The problem, he said, is the way climate funding is allocated.
The money, both loans and grants, goes to fund two kinds of projects: mitigation and adaptation.
Mitigation means cutting carbon emissions. Adaptation means preparing for the extreme weather events and natural disasters that will be caused by rising global temperatures.
“What Africa needs is funds for adapting.
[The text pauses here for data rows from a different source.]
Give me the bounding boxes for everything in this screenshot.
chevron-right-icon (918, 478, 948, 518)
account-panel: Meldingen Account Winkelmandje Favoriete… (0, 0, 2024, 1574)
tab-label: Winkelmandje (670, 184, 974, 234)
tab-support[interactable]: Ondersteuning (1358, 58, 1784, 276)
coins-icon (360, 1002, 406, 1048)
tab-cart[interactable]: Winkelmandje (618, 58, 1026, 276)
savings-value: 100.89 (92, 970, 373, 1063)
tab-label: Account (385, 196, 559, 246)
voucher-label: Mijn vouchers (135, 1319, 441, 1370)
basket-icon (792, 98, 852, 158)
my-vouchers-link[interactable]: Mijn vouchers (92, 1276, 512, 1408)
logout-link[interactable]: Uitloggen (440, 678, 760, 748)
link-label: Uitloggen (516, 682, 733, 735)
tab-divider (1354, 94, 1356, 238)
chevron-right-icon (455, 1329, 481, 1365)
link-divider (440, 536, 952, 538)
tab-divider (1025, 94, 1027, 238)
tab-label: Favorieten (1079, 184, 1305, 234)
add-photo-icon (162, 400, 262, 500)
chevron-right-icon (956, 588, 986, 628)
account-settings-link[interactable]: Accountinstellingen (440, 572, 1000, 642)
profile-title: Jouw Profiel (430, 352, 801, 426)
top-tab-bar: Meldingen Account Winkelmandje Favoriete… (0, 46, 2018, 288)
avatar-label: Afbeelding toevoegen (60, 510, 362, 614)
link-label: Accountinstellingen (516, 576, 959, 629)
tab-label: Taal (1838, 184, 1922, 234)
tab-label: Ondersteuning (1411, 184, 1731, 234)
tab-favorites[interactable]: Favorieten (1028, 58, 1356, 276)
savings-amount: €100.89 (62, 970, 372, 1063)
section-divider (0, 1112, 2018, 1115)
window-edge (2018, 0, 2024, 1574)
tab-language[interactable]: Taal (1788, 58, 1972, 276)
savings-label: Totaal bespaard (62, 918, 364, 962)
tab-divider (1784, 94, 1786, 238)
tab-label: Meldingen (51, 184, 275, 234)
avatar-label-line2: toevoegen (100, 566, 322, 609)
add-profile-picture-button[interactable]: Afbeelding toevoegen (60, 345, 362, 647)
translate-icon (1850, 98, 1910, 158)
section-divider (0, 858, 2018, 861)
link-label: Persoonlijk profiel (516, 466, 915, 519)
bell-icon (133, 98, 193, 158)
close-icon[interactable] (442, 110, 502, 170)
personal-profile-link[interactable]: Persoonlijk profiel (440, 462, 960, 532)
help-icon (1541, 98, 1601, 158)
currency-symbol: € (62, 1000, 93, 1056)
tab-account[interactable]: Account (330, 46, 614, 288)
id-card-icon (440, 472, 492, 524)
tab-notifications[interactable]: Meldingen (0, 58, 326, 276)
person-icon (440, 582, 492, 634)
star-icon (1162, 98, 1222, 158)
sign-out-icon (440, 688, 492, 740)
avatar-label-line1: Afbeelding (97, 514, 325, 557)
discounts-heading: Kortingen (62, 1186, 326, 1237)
We have hundred of millions of people who have no way of adapting to climate change,” said Adesina.
“But unfortunately, on climate finance, today in the world… 76 percent of financing is dedicated to mitigation.
“This is an imbalance that needs to be addressed.”
Smallest polluter, biggest victim
The world’s poorest continent is also its lowest polluter, because it has relatively few of the industries, power plants and vehicles that contribute most to carbon emissions.
But most climate funding “tends to favor Asian countries like India and China,” said Adesina.
His own institution plans to triple investment in climate-related projects to more than $5 billion a year by 2020, which will represent 40 percent of its total portfolio.
That will put it on par with the European Bank for Reconstruction and Development for the title of greenest bank in the world.
French Finance Minister Michel Sapin, whose country will host the upcoming climate talks known as COP21, has called Adesina “very determined” on climate change.
Adesina in turn had a message for Sapin as he races to reach the magic number of $100 billion in climate funds.
“COP21 needs to be a great success, but in order for it to be a great success it’s very important to be able to access the needed financing for both adaptation and mitigation — but first of all adaptation,” he said.